Parenting

Mothers needlessly separated from babies under UK hospital Covid rules


Mothers are being needlessly separated from their babies under strict hospital restrictions introduced to stop the spread of Covid-19, doctors and charities have warned.

The measures preventing UK parents from staying with their babies when one or both require hospital treatment are causing trauma and increasing the risk of physical and mental health problems, it is claimed.

Some parents of sick babies are also being barred from seeing their child in neonatal units, which is causing distress and preventing bonding.

Campaigners have written to the health secretary, Matt Hancock, to raise their concerns. They want hospitals to review these policies urgently and have called for a working group to draw up national standards to meet families’ needs during pregnancy, birth and breastfeeding.

Dr Victoria Thomas, a paediatrician and co-chair of the Hospital Infant Feeding Network, said restrictions were being applied differently by different hospitals, meaning families faced a postcode lottery.

“Mums and babies are effectively one unit.

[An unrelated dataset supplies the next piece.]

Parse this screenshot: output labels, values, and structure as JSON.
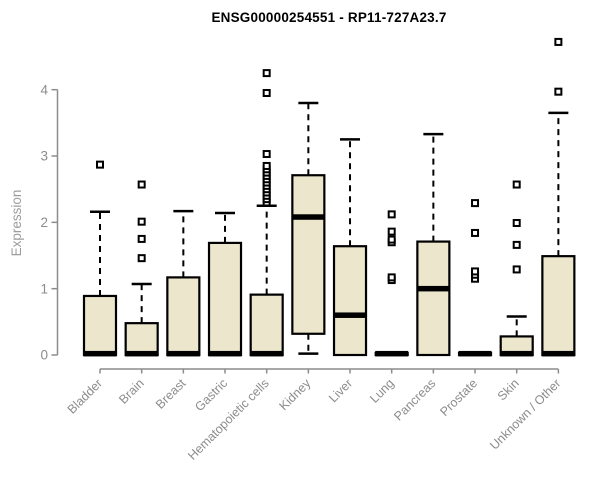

As a clinician, I can’t see any additional risk to having a baby admitted with its mother or vice versa,” she said.

More than 250 doctors and 18 charities working with families are among the letter’s 650 signatories. They are demanding that mothers and children be kept together as much as possible, that hospitals acknowledge that neither mother nor child is a visitor when the other is hospitalised and that guidelines published by regulator Nice, the Royal College of Obstetrics and Gynaecologists and the Royal College of Paediatrics and Child Health are followed.

“People who are separating parents and babies are going against the guidelines and acting in detriment to children and parents’ mental and physical health,” said Thomas.

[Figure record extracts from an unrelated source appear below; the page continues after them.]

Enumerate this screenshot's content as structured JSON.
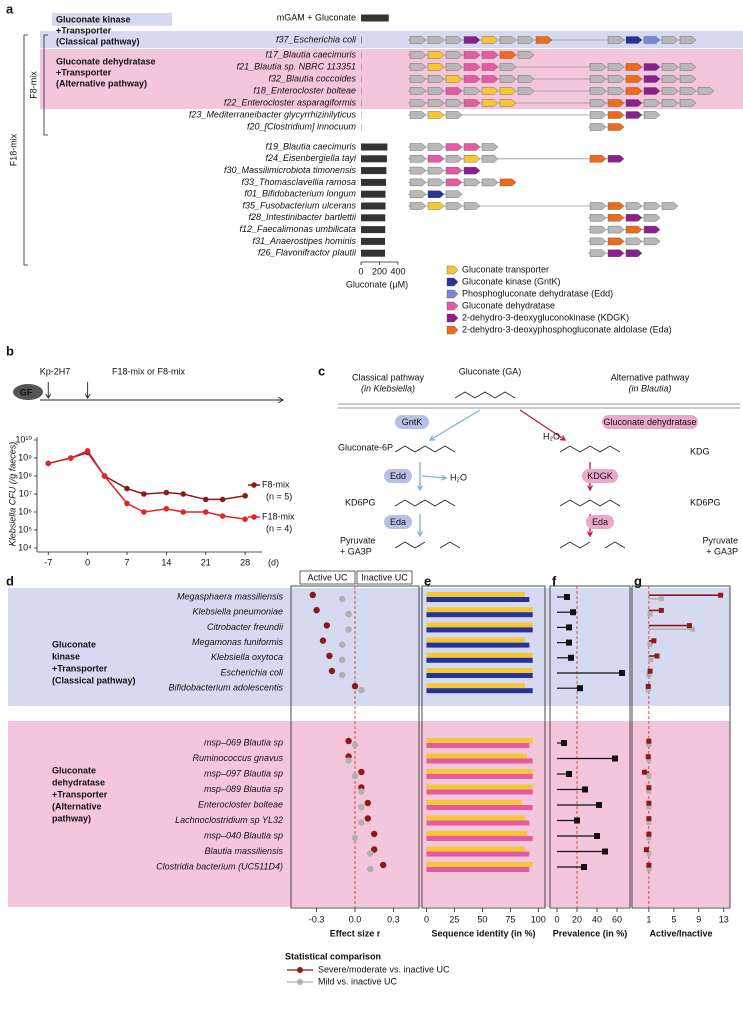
{
  "labels": [
    "a",
    "b",
    "c",
    "d",
    "e",
    "f",
    "g"
  ],
  "panel_a": {
    "type": "bar",
    "groups": [
      {
        "lines": [
          "Gluconate kinase",
          "+Transporter",
          "(Classical pathway)"
        ],
        "color": "#d6daf1",
        "title_color": "#26349a"
      },
      {
        "lines": [
          "Gluconate dehydratase",
          "+Transporter",
          "(Alternative pathway)"
        ],
        "color": "#f4c6dc",
        "title_color": "#c8143c"
      }
    ],
    "brackets": [
      "F8-mix",
      "F18-mix"
    ],
    "strains": [
      "mGAM + Gluconate",
      "f37_Escherichia coli",
      "f17_Blautia caecimuris",
      "f21_Blautia sp. NBRC 113351",
      "f32_Blautia coccoides",
      "f18_Enterocloster bolteae",
      "f22_Enterocloster asparagiformis",
      "f23_Mediterraneibacter glycyrrhizinilyticus",
      "f20_[Clostridium] innocuum",
      "f19_Blautia caecimuris",
      "f24_Eisenbergiella tayi",
      "f30_Massilimicrobiota timonensis",
      "f33_Thomasclavellia ramosa",
      "f01_Bifidobacterium longum",
      "f35_Fusobacterium ulcerans",
      "f28_Intestinibacter bartlettii",
      "f12_Faecalimonas umbilicata",
      "f31_Anaerostipes hominis",
      "f26_Flavonifractor plautii"
    ],
    "values": [
      300,
      5,
      3,
      3,
      3,
      3,
      3,
      3,
      3,
      285,
      280,
      275,
      270,
      265,
      265,
      262,
      262,
      260,
      260
    ],
    "color": "#333333",
    "xlim": [
      0,
      400
    ],
    "xticks": [
      0,
      200,
      400
    ],
    "xlabel": "Gluconate (μM)",
    "other_gene_color": "#b8b8b8",
    "legend": [
      {
        "name": "Gluconate transporter",
        "color": "#f6c634"
      },
      {
        "name": "Gluconate kinase (GntK)",
        "color": "#26349a"
      },
      {
        "name": "Phosphogluconate dehydratase (Edd)",
        "color": "#7b86d6"
      },
      {
        "name": "Gluconate dehydratase",
        "color": "#e65aa4"
      },
      {
        "name": "2-dehydro-3-deoxygluconokinase (KDGK)",
        "color": "#8b1f8f"
      },
      {
        "name": "2-dehydro-3-deoxyphosphogluconate aldolase (Eda)",
        "color": "#f06a1c"
      }
    ]
  },
  "panel_b": {
    "type": "line",
    "icon": "GF",
    "events": [
      "Kp-2H7",
      "F18-mix or F8-mix"
    ],
    "ylabel": "Klebsiella CFU (/g faeces)",
    "x": [
      -7,
      -3,
      0,
      3,
      7,
      10,
      14,
      17,
      21,
      24,
      28
    ],
    "series": [
      {
        "name": "F8-mix",
        "n": "(n = 5)",
        "color": "#8b1a1a",
        "values": [
          500000000,
          1000000000,
          2000000000,
          100000000,
          20000000,
          10000000,
          12000000,
          10000000,
          5000000,
          5000000,
          8000000
        ]
      },
      {
        "name": "F18-mix",
        "n": "(n = 4)",
        "color": "#e0262b",
        "values": [
          500000000,
          1000000000,
          2500000000,
          100000000,
          3000000,
          1000000,
          1500000,
          1000000,
          1000000,
          600000,
          400000
        ]
      }
    ],
    "xlim": [
      -9,
      31
    ],
    "xticks": [
      -7,
      0,
      7,
      14,
      21,
      28
    ],
    "xunit": "(d)",
    "log": true,
    "ylim": [
      10000,
      10000000000
    ],
    "yticks": [
      {
        "value": 10000,
        "label": "10⁴"
      },
      {
        "value": 100000,
        "label": "10⁵"
      },
      {
        "value": 1000000,
        "label": "10⁶"
      },
      {
        "value": 10000000,
        "label": "10⁷"
      },
      {
        "value": 100000000,
        "label": "10⁸"
      },
      {
        "value": 1000000000,
        "label": "10⁹"
      },
      {
        "value": 10000000000,
        "label": "10¹⁰"
      }
    ]
  },
  "panel_c": {
    "substrate": "Gluconate (GA)",
    "classical": [
      "Classical pathway",
      "(in Klebsiella)"
    ],
    "alternative": [
      "Alternative pathway",
      "(in Blautia)"
    ],
    "enzymes": [
      "GntK",
      "Gluconate dehydratase",
      "Edd",
      "KDGK",
      "Eda",
      "Eda"
    ],
    "water": [
      "H₂O",
      "H₂O"
    ],
    "metabolites": [
      "Gluconate-6P",
      "KDG",
      "KD6PG",
      "KD6PG"
    ],
    "products": [
      [
        "Pyruvate",
        "+ GA3P"
      ],
      [
        "Pyruvate",
        "+ GA3P"
      ]
    ]
  },
  "panel_dg": {
    "headers": [
      "Active UC",
      "Inactive UC"
    ],
    "groups": [
      {
        "lines": [
          "Gluconate",
          "kinase",
          "+Transporter",
          "(Classical pathway)"
        ],
        "titled": 2,
        "color": "#d6daf1",
        "title_color": "#26349a",
        "enzyme_color": "#26349a",
        "rows": 7
      },
      {
        "lines": [
          "Gluconate",
          "dehydratase",
          "+Transporter",
          "(Alternative",
          "pathway)"
        ],
        "titled": 2,
        "color": "#f4c6dc",
        "title_color": "#c8143c",
        "enzyme_color": "#e65aa4",
        "rows": 9
      }
    ],
    "species": [
      "Megasphaera massiliensis",
      "Klebsiella pneumoniae",
      "Citrobacter freundii",
      "Megamonas funiformis",
      "Klebsiella oxytoca",
      "Escherichia coli",
      "Bifidobacterium adolescentis",
      "msp–069 Blautia sp",
      "Ruminococcus gnavus",
      "msp–097 Blautia sp",
      "msp–089 Blautia sp",
      "Enterocloster bolteae",
      "Lachnoclostridium sp YL32",
      "msp–040 Blautia sp",
      "Blautia massiliensis",
      "Clostridia bacterium (UC511D4)"
    ],
    "effect": {
      "xlim": [
        -0.5,
        0.5
      ],
      "xticks": [
        -0.3,
        0,
        0.3
      ],
      "xtick_labels": [
        "-0.3",
        "0.0",
        "0.3"
      ],
      "xlabel": "Effect size r",
      "reference": 0,
      "series": [
        {
          "name": "Severe/moderate vs. inactive UC",
          "color": "#8b1a1a",
          "values": [
            -0.33,
            -0.3,
            -0.22,
            -0.25,
            -0.2,
            -0.18,
            0.0,
            -0.05,
            -0.05,
            0.05,
            0.05,
            0.1,
            0.1,
            0.15,
            0.15,
            0.22
          ]
        },
        {
          "name": "Mild vs. inactive UC",
          "color": "#b0b0b0",
          "values": [
            -0.1,
            -0.05,
            -0.05,
            -0.1,
            -0.1,
            -0.1,
            0.05,
            0.0,
            -0.05,
            0.0,
            0.05,
            0.05,
            0.05,
            0.0,
            0.12,
            0.12
          ]
        }
      ]
    },
    "identity": {
      "xlim": [
        -4,
        106
      ],
      "xticks": [
        0,
        25,
        50,
        75,
        100
      ],
      "xlabel": "Sequence identity (in %)",
      "transporter_color": "#f6c634",
      "transporter": [
        88,
        95,
        95,
        88,
        95,
        95,
        88,
        95,
        90,
        95,
        95,
        85,
        88,
        90,
        88,
        95
      ],
      "enzyme": [
        92,
        95,
        95,
        92,
        95,
        95,
        95,
        92,
        95,
        95,
        95,
        95,
        92,
        95,
        92,
        92
      ]
    },
    "prevalence": {
      "xlim": [
        -7,
        73
      ],
      "xticks": [
        0,
        20,
        40,
        60
      ],
      "xlabel": "Prevalence (in %)",
      "reference": 20,
      "color": "#111111",
      "values": [
        10,
        16,
        12,
        12,
        14,
        65,
        23,
        7,
        58,
        12,
        28,
        42,
        20,
        40,
        48,
        27
      ]
    },
    "ratio": {
      "xlim": [
        -1.7,
        14
      ],
      "xticks": [
        1,
        5,
        9,
        13
      ],
      "xlabel": "Active/Inactive",
      "reference": 1,
      "severe": [
        12.5,
        3,
        7.5,
        1.8,
        2.3,
        1.2,
        0.9,
        1,
        0.9,
        0.3,
        1,
        1,
        1,
        1,
        0.6,
        1
      ],
      "mild": [
        3,
        1.2,
        8,
        1.2,
        1.3,
        1,
        0.9,
        1,
        1,
        1,
        1,
        1,
        1,
        1,
        1,
        1
      ]
    },
    "legend_title": "Statistical comparison"
  }
}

Amy Taylor, 33, was separated from her seven-week-old son for 27 hours after she woke up unable to move one morning. She was taken to hospital in north-east England by ambulance. “My son had always refused a bottle so I was terrified he would get too dehydrated and be admitted into hospital himself,” she said.

She said the care she received in hospital was good but that restrictions did not allow her to see her son during her stay. She now has to attend two hospital appointments a week without her son. “It’s an ongoing problem. It makes everything more stressful,” she said. Taylor has been referred to counselling, mainly due to the trauma of being separated from her newborn baby.

“A mother and her baby should never be separated – in a hospital, a restaurant, anywhere,” said Dr Helen Mactier, president of the British Association of Perinatal Medicine. “In most cases, a rule made up for other [hospital departments] gets blanket applied. Our message is that parents are partners in care and should have unrestricted access to the baby.”

Dr Janine Simpson, 33, had mixed experiences at the hospital where she was treated for mastitis. She was admitted into A&E, where her husband was allowed in a side room with her baby to enable her to feed. But weeks later, she had to attend an appointment for the same problem and was told repeatedly that her three-month-old baby would not be able to join her. Instead someone would have to wait with her daughter for up to three hours in a car park 30 minutes’ walk away from the hospital.

“Part of treatment for mastitis is to breastfeed regularly,” said Simpson. “I can’t have my daughter away from me for an hour. I challenged them and spoke to the consultant three or four times. I spoke to the infant feeding team. They said there was nothing they could do. There were so many challenges that Covid brought. It was heartbreaking.”

In other accounts given to the Hospital Infant Feeding Network, women report being sent away from outpatient clinic and scan appointments because they have attended with their baby. Some have had to wait for Covid swabs to be returned before being allowed to join their infants on mother and baby units, resulting in three days’ separation at a critical time.

The revelations follow a survey by Bliss, a charity for families with babies cared for in neonatal units, which found hospitals had placed restrictions on visits by parents. Bliss says such limitations have an enormous impact on families, affecting their mental health and wellbeing.

An NHS England spokesperson said: “The NHS has been clear that parents should be with their babies in neonatal units as much as possible and any restrictions should only happen when absolutely necessary.”